The argument against a new school was that there were only about 40 children who had to climb the stairs, and they had the option to avoid the stairs by walking up Main Avenue, then doubling back on Riverside, just a slightly longer trip. Many would say that climbing the stairs was nearly impossible for first- and second-graders when the stairs were covered with ice or snow.

During a school board election in 1916, all five candidates for one board seat agreed that the school should be built, though they differed on other issues. Some candidates wanted more home economics taught to girls or more military-style training for middle school boys.

A candidate who lived in Peaceful Valley, H.F. Makinson, disputed the board’s numbers, claiming his own census of the neighborhood found 228 children between ages five and 16.

The school opened in 1917, serving the Peaceful Valley neighborhood until it was closed in 1930 because of falling enrollment and Depression-era budget cuts.

According to its nomination to the National Register of Historic Places, the building is an example of Collegiate Gothic style, with brick siding and a Tudor Gothic entry arch. Of Spokane schools in this style, Lewis and Clark High School (1912) and Wilson Elementary (1927) survive, but Brown, Bemiss, Roosevelt and North Central have been demolished.

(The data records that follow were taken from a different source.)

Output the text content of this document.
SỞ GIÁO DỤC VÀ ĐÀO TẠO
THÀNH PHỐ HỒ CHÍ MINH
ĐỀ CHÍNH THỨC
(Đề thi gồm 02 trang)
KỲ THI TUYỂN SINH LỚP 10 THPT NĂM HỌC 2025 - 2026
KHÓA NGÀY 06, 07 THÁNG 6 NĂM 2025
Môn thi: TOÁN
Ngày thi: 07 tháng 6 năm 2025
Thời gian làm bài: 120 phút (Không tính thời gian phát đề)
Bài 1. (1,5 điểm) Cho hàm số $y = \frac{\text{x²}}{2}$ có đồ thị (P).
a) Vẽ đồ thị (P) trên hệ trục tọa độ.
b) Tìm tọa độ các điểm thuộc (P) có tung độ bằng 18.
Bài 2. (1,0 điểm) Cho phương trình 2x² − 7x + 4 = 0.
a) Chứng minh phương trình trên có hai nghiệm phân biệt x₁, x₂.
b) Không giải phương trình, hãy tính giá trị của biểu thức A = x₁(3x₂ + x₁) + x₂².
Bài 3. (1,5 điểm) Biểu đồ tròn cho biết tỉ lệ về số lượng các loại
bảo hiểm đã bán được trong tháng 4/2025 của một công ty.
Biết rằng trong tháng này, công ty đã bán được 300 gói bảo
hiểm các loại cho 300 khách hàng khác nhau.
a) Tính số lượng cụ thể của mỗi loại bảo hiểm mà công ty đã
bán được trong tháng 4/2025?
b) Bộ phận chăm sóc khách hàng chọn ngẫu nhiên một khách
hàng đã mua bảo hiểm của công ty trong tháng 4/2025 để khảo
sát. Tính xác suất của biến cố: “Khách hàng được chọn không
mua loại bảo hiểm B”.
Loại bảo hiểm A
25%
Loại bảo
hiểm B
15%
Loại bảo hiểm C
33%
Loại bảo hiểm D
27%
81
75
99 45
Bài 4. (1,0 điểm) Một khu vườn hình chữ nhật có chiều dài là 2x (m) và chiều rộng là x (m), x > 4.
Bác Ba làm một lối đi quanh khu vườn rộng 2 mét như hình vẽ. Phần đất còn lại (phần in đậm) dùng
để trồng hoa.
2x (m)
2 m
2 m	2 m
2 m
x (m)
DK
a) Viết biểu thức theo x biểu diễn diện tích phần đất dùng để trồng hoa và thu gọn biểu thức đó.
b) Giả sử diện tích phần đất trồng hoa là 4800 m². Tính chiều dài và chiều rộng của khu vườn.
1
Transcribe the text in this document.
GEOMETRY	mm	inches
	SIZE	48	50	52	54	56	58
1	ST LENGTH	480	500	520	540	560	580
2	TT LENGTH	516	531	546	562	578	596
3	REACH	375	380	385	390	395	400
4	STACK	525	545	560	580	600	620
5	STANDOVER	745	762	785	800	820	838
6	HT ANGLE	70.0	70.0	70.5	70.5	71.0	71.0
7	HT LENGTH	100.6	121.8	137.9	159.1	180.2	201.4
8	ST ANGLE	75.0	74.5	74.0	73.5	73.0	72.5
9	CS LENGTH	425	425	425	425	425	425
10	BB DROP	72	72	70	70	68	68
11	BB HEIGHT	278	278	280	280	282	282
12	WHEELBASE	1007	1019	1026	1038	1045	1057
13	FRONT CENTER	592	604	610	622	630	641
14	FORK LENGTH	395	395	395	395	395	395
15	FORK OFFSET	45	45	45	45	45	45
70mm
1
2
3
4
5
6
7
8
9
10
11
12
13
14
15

The school was named for the Rev. Henry T. Cowley, one of Spokane’s earliest pioneers, who died in January of 1917. Cowley came to Spokane as a missionary to the region’s Native tribes and pastor the Westminster Congregational Church. He later went on to real estate development and published the Spokane Daily Chronicle newspaper.

After the school was closed, it was briefly reopened for various uses, but mostly it was boarded up from World War II until it was sold in 1964. In the 1980s, the school was converted into apartments. 

Captions: 1935 - Cowley School, at Clarke and Maple in Peaceful Valey, was only in use from 1917 to 1930. 

2022 - The old school still stands today, in use as an apartment building.